BaDM, Optima, Venta, and Koneks are, at their core, logistics and wholesale operators. They move volume. Delta Medical operates as a value-added distributor: a partner for manufacturers whose products need more than warehousing and delivery to succeed in the market. Where a company needs medical marketing, regulatory support, launch management, or market access built around the product, Delta Medical provides those services as part of the distribution relationship.
That positioning is unusual in Ukraine. For a foreign manufacturer bringing in a specialty product, a new launch, or a portfolio that depends on physician engagement and regulatory navigation, raw delivery scale is not the binding constraint. The capability to register, position, promote, and support the product is. Delta Medical occupies that space, which is why a low pharmacy-basket share is the wrong lens for judging its role. It serves a different need, and for the right product, it serves it where the volume distributors do not compete.
Delta Medical is not an alternative to the national distributors, but a different model entirely.
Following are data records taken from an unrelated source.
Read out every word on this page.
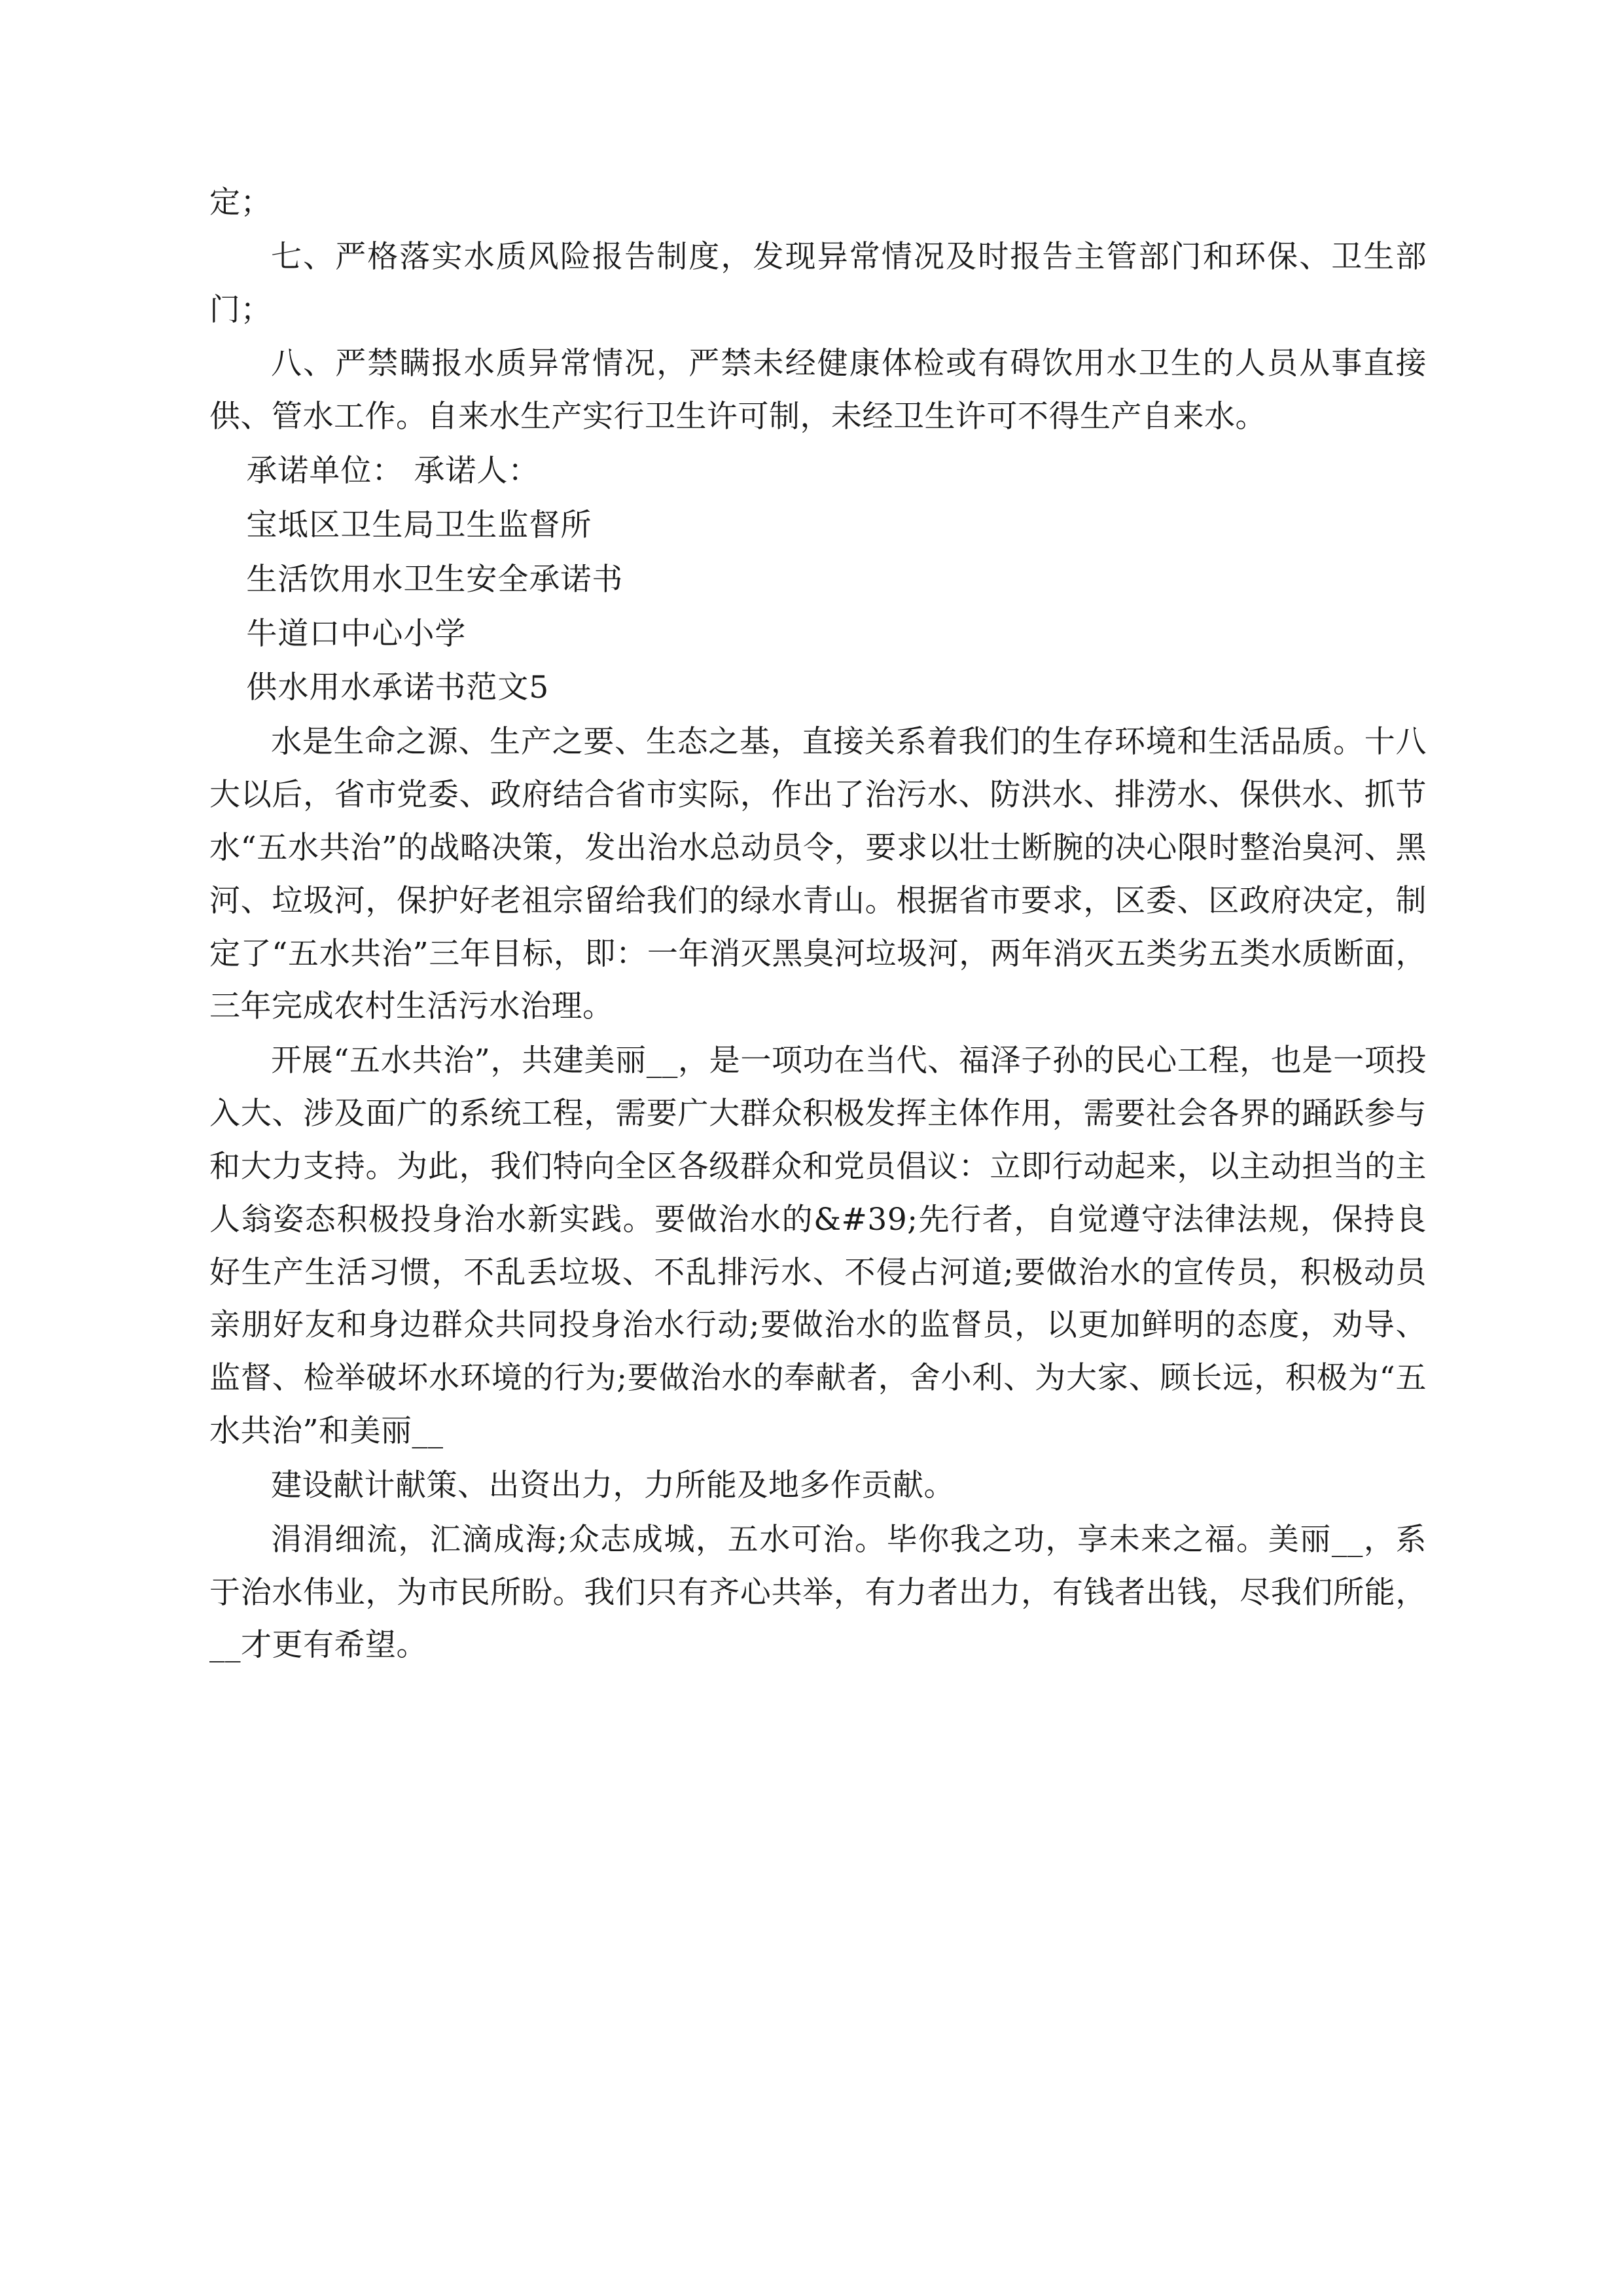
定；

七、严格落实水质风险报告制度，发现异常情况及时报告主管部门和环保、卫生部门；

八、严禁瞒报水质异常情况，严禁未经健康体检或有碍饮用水卫生的人员从事直接供、管水工作。自来水生产实行卫生许可制，未经卫生许可不得生产自来水。

承诺单位： 承诺人：

宝坻区卫生局卫生监督所

生活饮用水卫生安全承诺书

牛道口中心小学

供水用水承诺书范文5

水是生命之源、生产之要、生态之基，直接关系着我们的生存环境和生活品质。十八大以后，省市党委、政府结合省市实际，作出了治污水、防洪水、排涝水、保供水、抓节水“五水共治”的战略决策，发出治水总动员令，要求以壮士断腕的决心限时整治臭河、黑河、垃圾河，保护好老祖宗留给我们的绿水青山。根据省市要求，区委、区政府决定，制定了“五水共治”三年目标，即：一年消灭黑臭河垃圾河，两年消灭五类劣五类水质断面，三年完成农村生活污水治理。

开展“五水共治”，共建美丽__，是一项功在当代、福泽子孙的民心工程，也是一项投入大、涉及面广的系统工程，需要广大群众积极发挥主体作用，需要社会各界的踊跃参与和大力支持。为此，我们特向全区各级群众和党员倡议：立即行动起来，以主动担当的主人翁姿态积极投身治水新实践。要做治水的&#39;先行者，自觉遵守法律法规，保持良好生产生活习惯，不乱丢垃圾、不乱排污水、不侵占河道;要做治水的宣传员，积极动员亲朋好友和身边群众共同投身治水行动;要做治水的监督员，以更加鲜明的态度，劝导、监督、检举破坏水环境的行为;要做治水的奉献者，舍小利、为大家、顾长远，积极为“五水共治”和美丽__

建设献计献策、出资出力，力所能及地多作贡献。

涓涓细流，汇滴成海;众志成城，五水可治。毕你我之功，享未来之福。美丽__，系于治水伟业，为市民所盼。我们只有齐心共举，有力者出力，有钱者出钱，尽我们所能，__才更有希望。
The relevant question is not “how much volume does it move,” but “what does the product need beyond logistics to succeed.”
The bottom line
The April 2026 table captures a market in transition. The headline is continuity: BaDM and Optima still account for roughly three-quarters of pharmacy-basket deliveries between them, and their scale, credit lines, logistics, and supplier familiarity remain real advantages.
The story underneath is de-concentration. Years of two-player dominance, reinforced by selection criteria that favored the incumbents, are being unwound by antimonopoly pressure and the equal-terms requirement of Article 20-4. Venta and Koneks are the visible beneficiaries, and their share gains are best understood not as isolated recoveries but as the early result of a market-design correction.
Distributor choice in Ukraine now carries more genuine options than it did two years ago. The right partner depends on what a given product needs: national volume from the incumbents, a fast-growing or regionally anchored challenger, or the value-added model that wraps regulatory, marketing, and market-access support around the product itself. For the first time in years, that is a real decision rather than a default.